A Letter About My Mom

   Remember in second grade when everyone had to draw out their family tree and bring it to class? Well, I never had much of a family. Growing up, it was always just my mother and I. Rosemary and Spice – the mother daughter pair that, despite our herb-related names, could not have been any more opposite. We were the Virgo and the Aquarius. The yin and the yang.
    My mom dyed her hair pink, told me to skip school at least once a week, and owned a cookie company on the Sunset Strip. I hid my face in embarrassment as she would flaunt her latest tattoos, or blast Nina Hagen in the car as we drove down Hollywood Blvd. (Deep down, I always knew she was the “cool” mom.)
    When I would come home after school with the instructions for my  family tree assignment, I had many questions to ask: What is my great-aunt’s name? Who is married to who? Is my cousin’s name Jessica or Jenna?
    “Spice, just make it up,” she insisted. “Be creative.”

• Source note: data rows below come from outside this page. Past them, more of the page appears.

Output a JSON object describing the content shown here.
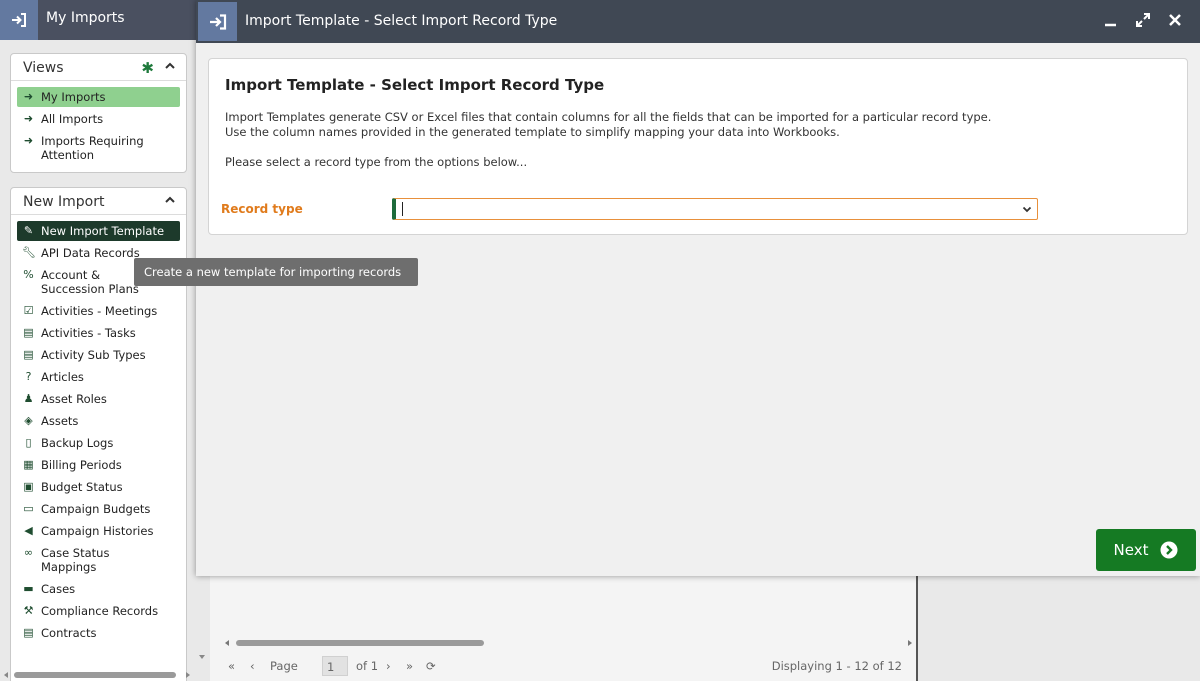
{
  "background": {
    "tab_title": "My Imports",
    "views_panel": {
      "title": "Views",
      "items": [
        {
          "label": "My Imports",
          "icon": "sign-in-icon",
          "selected": true
        },
        {
          "label": "All Imports",
          "icon": "sign-in-icon"
        },
        {
          "label": "Imports Requiring Attention",
          "icon": "sign-in-icon"
        }
      ]
    },
    "new_import_panel": {
      "title": "New Import",
      "items": [
        {
          "label": "New Import Template",
          "icon": "edit-icon",
          "selected": true
        },
        {
          "label": "API Data Records",
          "icon": "wrench-icon"
        },
        {
          "label": "Account & Succession Plans",
          "icon": "percent-icon"
        },
        {
          "label": "Activities - Meetings",
          "icon": "calendar-check-icon"
        },
        {
          "label": "Activities - Tasks",
          "icon": "clipboard-check-icon"
        },
        {
          "label": "Activity Sub Types",
          "icon": "clipboard-check-icon"
        },
        {
          "label": "Articles",
          "icon": "question-circle-icon"
        },
        {
          "label": "Asset Roles",
          "icon": "users-icon"
        },
        {
          "label": "Assets",
          "icon": "cube-icon"
        },
        {
          "label": "Backup Logs",
          "icon": "file-archive-icon"
        },
        {
          "label": "Billing Periods",
          "icon": "calendar-icon"
        },
        {
          "label": "Budget Status",
          "icon": "budget-icon"
        },
        {
          "label": "Campaign Budgets",
          "icon": "money-bill-icon"
        },
        {
          "label": "Campaign Histories",
          "icon": "bullhorn-icon"
        },
        {
          "label": "Case Status Mappings",
          "icon": "link-icon"
        },
        {
          "label": "Cases",
          "icon": "briefcase-icon"
        },
        {
          "label": "Compliance Records",
          "icon": "gavel-icon"
        },
        {
          "label": "Contracts",
          "icon": "file-contract-icon"
        }
      ]
    },
    "tooltip": "Create a new template for importing records",
    "pager": {
      "page_label": "Page",
      "page_value": "1",
      "of_label": "of 1",
      "display_text": "Displaying 1 - 12 of 12"
    }
  },
  "modal": {
    "window_title": "Import Template - Select Import Record Type",
    "heading": "Import Template - Select Import Record Type",
    "description_line1": "Import Templates generate CSV or Excel files that contain columns for all the fields that can be imported for a particular record type.",
    "description_line2": "Use the column names provided in the generated template to simplify mapping your data into Workbooks.",
    "prompt": "Please select a record type from the options below...",
    "field_label": "Record type",
    "field_value": "",
    "next_label": "Next"
  },
  "colors": {
    "accent_green": "#157a23",
    "label_orange": "#e07b1c",
    "titlebar": "#404854",
    "tab_icon_blue": "#6379a0"
  }
}
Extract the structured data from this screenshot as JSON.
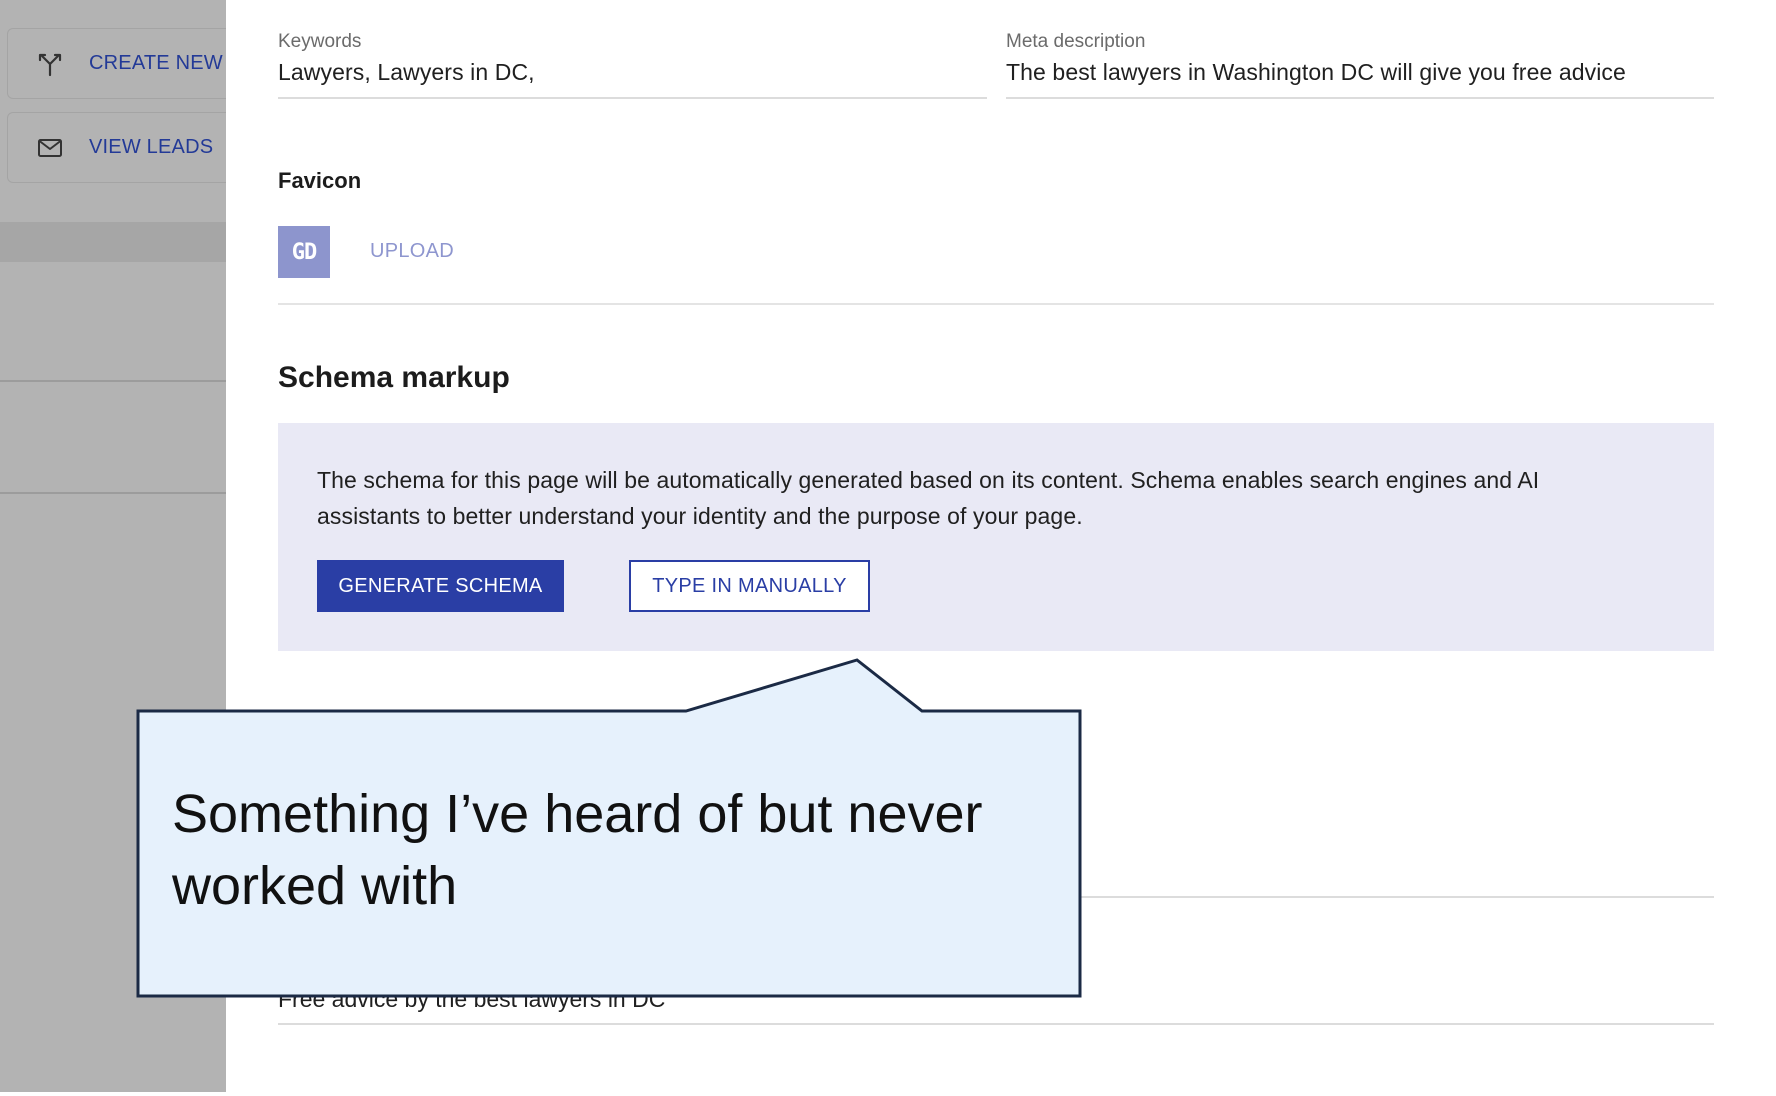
{
  "sidebar": {
    "create_button_label": "CREATE NEW E",
    "create_icon": "fork-arrows-icon",
    "leads_button_label": "VIEW LEADS",
    "leads_icon": "mail-icon"
  },
  "seo": {
    "keywords_label": "Keywords",
    "keywords_value": "Lawyers, Lawyers in DC,",
    "meta_label": "Meta description",
    "meta_value": "The best lawyers in Washington DC will give you free advice"
  },
  "favicon": {
    "title": "Favicon",
    "thumb_text": "GD",
    "upload_label": "UPLOAD"
  },
  "schema": {
    "title": "Schema markup",
    "description": "The schema for this page will be automatically generated based on its content. Schema enables search engines and AI assistants to better understand your identity and the purpose of your page.",
    "generate_label": "GENERATE SCHEMA",
    "manual_label": "TYPE IN MANUALLY"
  },
  "lower_field": {
    "value": "Free advice by the best lawyers in DC"
  },
  "callout": {
    "text": "Something I’ve heard of but never worked with"
  },
  "colors": {
    "accent": "#2a3ea5",
    "callout_fill": "#e6f1fc",
    "callout_stroke": "#1b2a45",
    "schema_box": "#e9e9f5",
    "backdrop": "#b3b3b3"
  }
}
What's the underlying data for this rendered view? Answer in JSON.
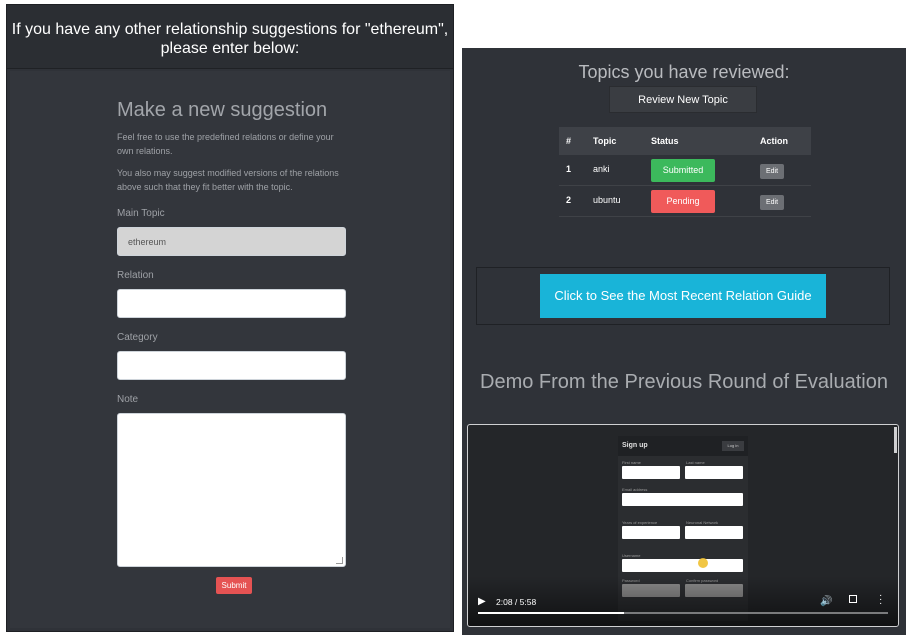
{
  "left": {
    "header": "If you have any other relationship suggestions for \"ethereum\", please enter below:",
    "form": {
      "title": "Make a new suggestion",
      "help1": "Feel free to use the predefined relations or define your own relations.",
      "help2": "You also may suggest modified versions of the relations above such that they fit better with the topic.",
      "main_topic_label": "Main Topic",
      "main_topic_value": "ethereum",
      "relation_label": "Relation",
      "relation_value": "",
      "category_label": "Category",
      "category_value": "",
      "note_label": "Note",
      "note_value": "",
      "submit_label": "Submit"
    }
  },
  "right": {
    "reviewed_title": "Topics you have reviewed:",
    "review_button": "Review New Topic",
    "table": {
      "headers": [
        "#",
        "Topic",
        "Status",
        "Action"
      ],
      "rows": [
        {
          "num": "1",
          "topic": "anki",
          "status": "Submitted",
          "action": "Edit"
        },
        {
          "num": "2",
          "topic": "ubuntu",
          "status": "Pending",
          "action": "Edit"
        }
      ]
    },
    "guide_button": "Click to See the Most Recent Relation Guide",
    "demo_title": "Demo From the Previous Round of Evaluation",
    "video": {
      "time": "2:08 / 5:58",
      "progress_fraction": 0.357,
      "embedded_form": {
        "title": "Sign up",
        "login": "Log in",
        "labels": [
          "First name",
          "Last name",
          "Email address",
          "Years of experience",
          "Neuronal Network",
          "Username",
          "Password",
          "Confirm password"
        ]
      }
    }
  },
  "colors": {
    "submitted": "#3cb95c",
    "pending": "#f05a5a",
    "guide": "#19b4d8",
    "submit": "#e55353"
  },
  "icons": [
    "play-icon",
    "volume-icon",
    "fullscreen-icon",
    "more-options-icon"
  ]
}
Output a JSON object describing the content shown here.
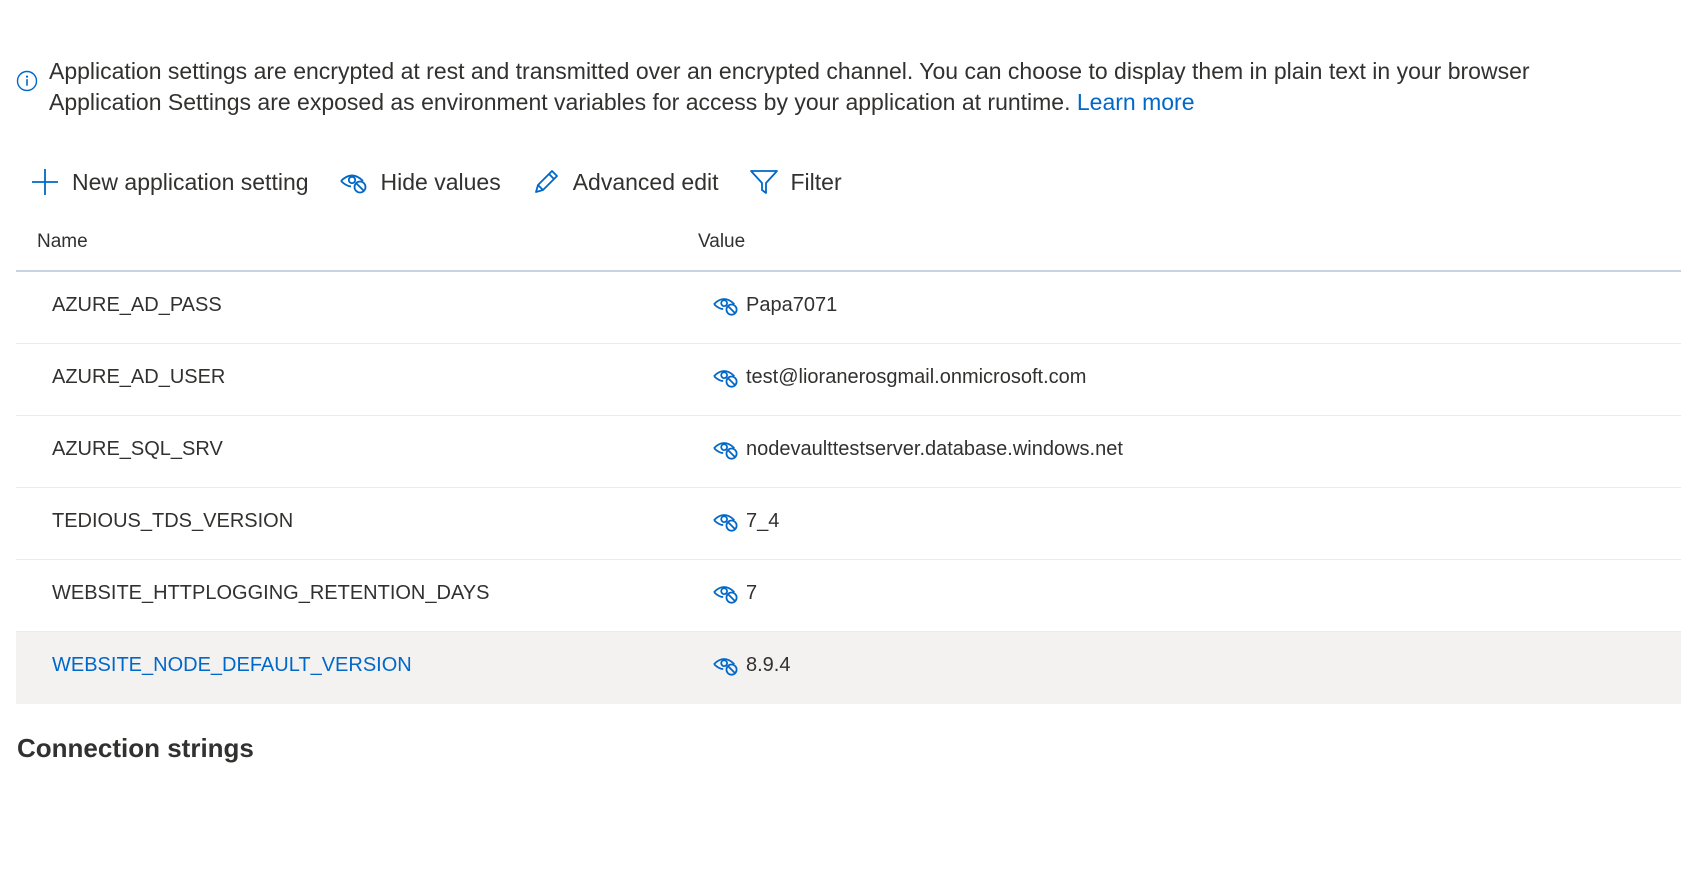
{
  "info": {
    "line1": "Application settings are encrypted at rest and transmitted over an encrypted channel. You can choose to display them in plain text in your browser",
    "line2": "Application Settings are exposed as environment variables for access by your application at runtime. ",
    "learn_more": "Learn more",
    "icon": "info-icon"
  },
  "toolbar": {
    "new_setting_label": "New application setting",
    "hide_values_label": "Hide values",
    "advanced_edit_label": "Advanced edit",
    "filter_label": "Filter"
  },
  "grid": {
    "header": {
      "name": "Name",
      "value": "Value"
    },
    "rows": [
      {
        "name": "AZURE_AD_PASS",
        "value": "Papa7071"
      },
      {
        "name": "AZURE_AD_USER",
        "value": "test@lioranerosgmail.onmicrosoft.com"
      },
      {
        "name": "AZURE_SQL_SRV",
        "value": "nodevaulttestserver.database.windows.net"
      },
      {
        "name": "TEDIOUS_TDS_VERSION",
        "value": "7_4"
      },
      {
        "name": "WEBSITE_HTTPLOGGING_RETENTION_DAYS",
        "value": "7"
      },
      {
        "name": "WEBSITE_NODE_DEFAULT_VERSION",
        "value": "8.9.4"
      }
    ]
  },
  "sections": {
    "connection_strings": "Connection strings"
  },
  "colors": {
    "accent": "#0068c9",
    "text": "#323130",
    "selected_row": "#f3f2f1",
    "header_border": "#c8d4e1"
  }
}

    And with those words, I froze. She tore down all barriers that I strictly obeyed in school and shined light on a new set of rules for me. I had the power to do things a bit differently. I learnt at a young age to never limit myself to the same box as everyone else. If everyone did exactly what they were told, the world would grow lifeless and dull. Variety is the spice of life, isn’t it?
    As I approach my 22nd year of life and actively pursue a creative career, I am always thankful for the lessons and experiences my mother provided me while growing up. I could not have done any of it without her.